Madre Tierra, Pachamama

Estranha essa sensação de viver em dois países diferentes, ao mesmo tempo, sem andar mais do que alguns quilômetros.
Mas é uma impressão constante nos últimos meses. Abro um jornal ou revista e leio: o país caminha para uma ditadura. Outro: a stalinização nos ronda. Mais um: governo cerceia liberdade de imprensa. Economia à beira do colapso. Relações diplomáticas vergonhosas. Comércio internacional com a China!?
"Que país é esse?", me pergunto. Pobre desse povo! Onde me inscrevo para ajudar de alguma forma?

Visto uma capa e saio para andar na chuva. Esfriar. Chuva é oração, acalma o espírito. Passo numa banca de jornal e observo as manchetes expostas. Conto doze publicações, entre jornais e revistas semanais. Onze delas criticam o governo. A décima segunda critica as outras onze. Ainda bem que vivo num país onde existe liberdade de imprensa!

Mais umas quadras, entro em um café, sento e ouço a conversa da mesa ao lado enquanto espero. Comentam sobre um senador que ameaçou bater no presidente da república em discurso no plenário. Ainda bem que ele não vive naquele país que li nos jornais! Já estaria morto ou torturado em algum porão. 

Tomo o café e volto à chuva. O supermercado é a próxima parada. Entro para comprar chocolate, francês, excelente qualidade e muito barato. Compro dois, um levo ao trabalho para o colega filar. Aproveito e levo um vinho espanhol, mais barato que os nacionais. É verdade que o câmbio está desvalorizado, mas me ocorre outro detalhe: a velha Europa não é mais a mesma, desceu do salto alto colonial. Ainda bem que nossas boas relações diplomáticas internacionais nos abriram um novo mercado com a China.

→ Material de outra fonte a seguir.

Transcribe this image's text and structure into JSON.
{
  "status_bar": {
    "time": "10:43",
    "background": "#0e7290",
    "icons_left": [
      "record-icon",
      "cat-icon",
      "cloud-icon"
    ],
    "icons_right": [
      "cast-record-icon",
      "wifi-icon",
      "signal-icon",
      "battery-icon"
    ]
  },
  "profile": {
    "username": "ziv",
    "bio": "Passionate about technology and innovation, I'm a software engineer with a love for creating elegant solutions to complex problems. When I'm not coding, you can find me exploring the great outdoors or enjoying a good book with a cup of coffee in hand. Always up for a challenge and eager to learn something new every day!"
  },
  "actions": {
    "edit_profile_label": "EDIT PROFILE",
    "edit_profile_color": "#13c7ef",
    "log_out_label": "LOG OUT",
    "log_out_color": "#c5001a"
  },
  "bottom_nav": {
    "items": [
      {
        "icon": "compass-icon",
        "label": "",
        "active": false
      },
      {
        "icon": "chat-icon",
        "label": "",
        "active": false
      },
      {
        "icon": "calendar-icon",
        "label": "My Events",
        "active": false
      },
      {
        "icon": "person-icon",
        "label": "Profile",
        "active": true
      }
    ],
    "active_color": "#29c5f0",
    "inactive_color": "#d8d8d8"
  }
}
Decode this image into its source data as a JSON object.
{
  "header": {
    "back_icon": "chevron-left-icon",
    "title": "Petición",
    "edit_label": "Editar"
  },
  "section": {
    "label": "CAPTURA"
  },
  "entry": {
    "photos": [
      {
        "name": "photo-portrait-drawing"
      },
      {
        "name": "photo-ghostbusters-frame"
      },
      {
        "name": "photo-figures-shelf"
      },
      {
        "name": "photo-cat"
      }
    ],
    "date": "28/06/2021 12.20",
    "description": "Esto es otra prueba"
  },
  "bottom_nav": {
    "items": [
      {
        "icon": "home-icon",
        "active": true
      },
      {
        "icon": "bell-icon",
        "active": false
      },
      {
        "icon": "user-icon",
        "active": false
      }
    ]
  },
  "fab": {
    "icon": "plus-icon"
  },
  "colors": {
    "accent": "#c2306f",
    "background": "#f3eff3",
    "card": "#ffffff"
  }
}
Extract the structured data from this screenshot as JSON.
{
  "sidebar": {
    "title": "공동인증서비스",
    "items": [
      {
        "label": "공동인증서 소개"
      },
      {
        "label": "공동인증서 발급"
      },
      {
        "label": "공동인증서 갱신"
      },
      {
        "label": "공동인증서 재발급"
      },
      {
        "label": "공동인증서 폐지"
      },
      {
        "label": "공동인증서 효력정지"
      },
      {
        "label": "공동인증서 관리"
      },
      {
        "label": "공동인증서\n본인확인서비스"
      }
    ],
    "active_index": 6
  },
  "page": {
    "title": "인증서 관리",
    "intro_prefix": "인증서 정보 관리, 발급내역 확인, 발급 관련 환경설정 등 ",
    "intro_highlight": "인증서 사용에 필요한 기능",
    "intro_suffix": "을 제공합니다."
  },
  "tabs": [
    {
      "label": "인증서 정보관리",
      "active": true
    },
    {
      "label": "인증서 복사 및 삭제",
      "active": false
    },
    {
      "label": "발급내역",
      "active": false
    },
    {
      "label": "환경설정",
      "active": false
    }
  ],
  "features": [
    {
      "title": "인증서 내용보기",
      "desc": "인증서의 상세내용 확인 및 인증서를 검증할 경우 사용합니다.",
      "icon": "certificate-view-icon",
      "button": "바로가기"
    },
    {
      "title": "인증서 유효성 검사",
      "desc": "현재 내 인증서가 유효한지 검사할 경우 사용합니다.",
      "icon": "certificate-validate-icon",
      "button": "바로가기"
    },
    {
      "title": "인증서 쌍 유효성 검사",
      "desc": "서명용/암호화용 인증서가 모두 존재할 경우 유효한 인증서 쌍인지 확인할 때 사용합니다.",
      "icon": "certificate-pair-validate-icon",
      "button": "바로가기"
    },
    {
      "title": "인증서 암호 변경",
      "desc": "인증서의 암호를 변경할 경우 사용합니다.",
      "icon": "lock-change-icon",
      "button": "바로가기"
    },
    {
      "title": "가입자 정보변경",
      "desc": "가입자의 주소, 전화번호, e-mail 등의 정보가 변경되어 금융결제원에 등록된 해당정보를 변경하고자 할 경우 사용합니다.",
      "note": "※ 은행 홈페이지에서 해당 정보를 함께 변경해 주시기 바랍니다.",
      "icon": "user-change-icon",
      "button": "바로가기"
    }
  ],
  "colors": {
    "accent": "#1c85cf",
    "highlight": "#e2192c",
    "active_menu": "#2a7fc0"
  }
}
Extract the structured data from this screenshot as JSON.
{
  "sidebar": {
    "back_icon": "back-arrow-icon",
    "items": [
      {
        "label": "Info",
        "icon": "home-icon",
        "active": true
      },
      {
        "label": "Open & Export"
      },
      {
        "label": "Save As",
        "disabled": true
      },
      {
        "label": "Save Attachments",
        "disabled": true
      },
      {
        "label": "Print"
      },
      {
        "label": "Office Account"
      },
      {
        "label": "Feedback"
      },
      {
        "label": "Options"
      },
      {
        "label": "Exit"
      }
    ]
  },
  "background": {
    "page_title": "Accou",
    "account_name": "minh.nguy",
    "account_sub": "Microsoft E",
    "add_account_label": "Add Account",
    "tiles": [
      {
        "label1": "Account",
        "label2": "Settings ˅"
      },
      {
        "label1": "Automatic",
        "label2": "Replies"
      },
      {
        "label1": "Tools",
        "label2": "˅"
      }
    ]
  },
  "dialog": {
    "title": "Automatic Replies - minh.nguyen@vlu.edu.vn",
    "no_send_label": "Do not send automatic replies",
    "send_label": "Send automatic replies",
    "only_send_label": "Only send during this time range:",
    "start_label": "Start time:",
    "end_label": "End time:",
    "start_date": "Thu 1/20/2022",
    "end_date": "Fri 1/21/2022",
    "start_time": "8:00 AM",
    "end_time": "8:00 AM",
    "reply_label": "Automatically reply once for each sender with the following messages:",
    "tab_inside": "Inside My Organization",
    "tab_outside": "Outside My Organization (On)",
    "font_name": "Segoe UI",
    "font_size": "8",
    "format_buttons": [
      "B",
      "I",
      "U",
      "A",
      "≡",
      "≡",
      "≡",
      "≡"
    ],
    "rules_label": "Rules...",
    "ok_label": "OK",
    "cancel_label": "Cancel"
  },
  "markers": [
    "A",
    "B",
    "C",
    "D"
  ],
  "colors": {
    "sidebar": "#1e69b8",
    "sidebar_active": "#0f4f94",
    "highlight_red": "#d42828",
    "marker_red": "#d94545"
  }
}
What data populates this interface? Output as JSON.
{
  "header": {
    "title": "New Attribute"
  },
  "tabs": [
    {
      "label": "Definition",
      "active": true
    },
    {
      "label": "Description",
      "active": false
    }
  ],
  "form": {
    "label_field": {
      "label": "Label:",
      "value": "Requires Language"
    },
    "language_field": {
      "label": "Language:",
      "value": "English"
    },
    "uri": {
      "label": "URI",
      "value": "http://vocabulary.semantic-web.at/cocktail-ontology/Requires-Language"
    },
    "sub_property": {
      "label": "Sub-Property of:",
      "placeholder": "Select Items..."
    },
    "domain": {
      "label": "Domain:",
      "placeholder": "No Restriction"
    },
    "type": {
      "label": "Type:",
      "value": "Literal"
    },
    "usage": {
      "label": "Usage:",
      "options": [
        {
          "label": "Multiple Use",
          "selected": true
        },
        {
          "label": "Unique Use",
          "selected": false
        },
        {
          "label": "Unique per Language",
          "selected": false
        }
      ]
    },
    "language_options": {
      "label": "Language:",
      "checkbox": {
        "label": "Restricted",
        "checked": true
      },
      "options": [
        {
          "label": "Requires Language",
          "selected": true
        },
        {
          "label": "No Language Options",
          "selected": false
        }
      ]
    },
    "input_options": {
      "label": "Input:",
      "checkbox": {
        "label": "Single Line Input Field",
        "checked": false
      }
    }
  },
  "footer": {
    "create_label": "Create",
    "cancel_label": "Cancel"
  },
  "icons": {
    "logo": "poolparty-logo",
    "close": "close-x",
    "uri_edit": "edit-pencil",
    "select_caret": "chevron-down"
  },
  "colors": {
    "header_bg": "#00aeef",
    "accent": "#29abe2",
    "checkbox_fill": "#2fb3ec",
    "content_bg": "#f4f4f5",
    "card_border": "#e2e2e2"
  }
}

Vou para o caixa. Na fila dois amigos conversam. Comentam, envaidecidos, de suas conquistas financeiras dos últimos anos. Um comprou um carro bacana, outro mandou o filho de férias à Europa, presente por ter entrado em uma universidade pública conceituada. Mas reclamam dos impostos. Eles, que tanto se esforçaram para conquistar uma boa vida, precisam dar dinheiro para o governo comprar votos com essa "bolsa esmola" e financiar cotas nas universidades públicas.
Lembrei de um amigo contando que ouviu, em situação parecida, alguém como esses meus vizinhos de fila comentando: "pior é ter que dividir a fila com essa gente, classe C..."
Como diria Mino Carta: mas que mentalidade!
http://www.cartacapital.com.br/app/materia.jsp?a=2&a2=8&i=7014

Não quero ouvir mais nada, só a chuva. Para não correr risco, visto a capa outra vez, um fone de ouvidos, e ouço "Madre Tierra, Pachamama". Saio para a chuva novamente. Anoiteceu.
Ainda bem que não vivo naquele país dos jornais... Será que lá chove?